Mr B The Gentlemen Rhymer brought his festive fun and frolics to The Cambridge Junction
The Brighton-based rapper, the leading exponent of Chap-Hop, stopped off at the J2 in Cambridge on December 1 on his Christmas tour to treat the expectant crowd to his unique blend of hip-hop and British Music Hall.
Ahead of the appearance of the mustachioed maestro who hails from Surrey, Greg Butler of The Shellac Collective played old original 78s, mainly with a Christmas theme, on turntables. Butler also presents a fortnightly radio show called ‘Kipper the Cat’ on Cambridge 105, again solely using 78s which, he informed us, stopped being made in 1960.
Following the warmly received first set, poet and puppeteer Frog Morris performed a selection of his eccentric material, which included donning a horse mask and reciting a poem about a horse eating flowers and holding torches in front of his eyes during the chorus of Art Garfunkel’s Bright Eyes as it played on a turntable. Reaction to him was muted from some quarters, though I personally loved it.
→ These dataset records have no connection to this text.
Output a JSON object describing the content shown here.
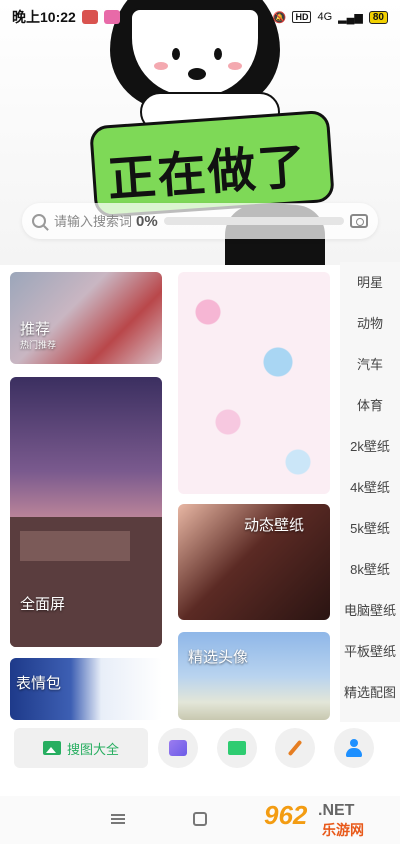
{
  "status_bar": {
    "time": "晚上10:22",
    "network": "4G",
    "battery": "80"
  },
  "banner": {
    "text": "正在做了"
  },
  "search": {
    "placeholder": "请输入搜索词",
    "progress_text": "0%",
    "progress": 0
  },
  "cards": {
    "recommend": {
      "title": "推荐",
      "subtitle": "热门推荐"
    },
    "fullscreen": {
      "title": "全面屏"
    },
    "sticker": {
      "title": "表情包"
    },
    "live": {
      "title": "动态壁纸"
    },
    "avatar": {
      "title": "精选头像"
    }
  },
  "categories": [
    "明星",
    "动物",
    "汽车",
    "体育",
    "2k壁纸",
    "4k壁纸",
    "5k壁纸",
    "8k壁纸",
    "电脑壁纸",
    "平板壁纸",
    "精选配图"
  ],
  "toolbar": {
    "search_all": "搜图大全"
  },
  "watermark": {
    "num": "962",
    "net": ".NET",
    "cn": "乐游网"
  },
  "colors": {
    "accent": "#27ae60",
    "banner_green": "#7ed957"
  }
}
Another ‘rockier’ set came from Greg Butler, which had people up on stage dancing, before Mr B (real name Jim Burke) took to the stage around 9.30pm.
Accompanied by his trusty banjolele and an ipad from which he selected his backing tracks, the musician who hit the headlines a couple of years ago when the then Education Secretary Michael Gove revealed he was a fan began with Adultery At Christmas, a track off last year’s Mr B’s Christmas Album. It wouldn’t be the last seasonal number of the evening.
Mr B explained that he refuses to play Christmas songs before December and that he was only playing them tonight because it was the first on the month. He assured those of us not wanting to hear a set lent heavily towards what Americans call ‘holiday songs’ that he would be playing other tracks too.
All Hail the Chap, the next song, was evidence of that and was a great crowd sing-a-along. Mr B then pulled Chap-Hop History out of the bag, the first of his two retrospective medleys which highlight the artist’s affection for – and his unique take on – hip-hop/dance classics from the late 1980s/early 1990s.
I Saw Your Father Beat A Man To Death In Tesco’s was the second tune of the night from the aforementioned Christmas album and was absolutely hilarious – indeed Mr B’s combination of music and stand-up comedy, delivered in a classic English style reminiscent of George Formby, was a joy from start to finish.
The new album released in November, There’s a Rumpus Going On, was also well represented; Hitler GIFs and We Need to Talk About Kanye particularly stood out. Audience members shouted out requests, one of which, Timothy, was and is a brilliantly observed send up of radio DJ Tim Westwood.
Alongside the excellent originals were some interesting covers, among them Kraftwerk’s The Model, Band Aid’s Do They Know It’s Christmas and a fitting tribute to David Bowie: Starman. Possibly the most enthusiastically received song was Songs for Acid Edward, another of the nostalgia-laden medleys I talked about earlier that can’t help but bring a smile to the face – especially as it includes a Chap-Hop version of Reel 2 Real’s I Like to Move It.
There is nothing quite like Mr B The Gentleman Rhymer out there today and for a solid hour’s worth of laughter-filled musical entertainment, concert goers can’t go far wrong.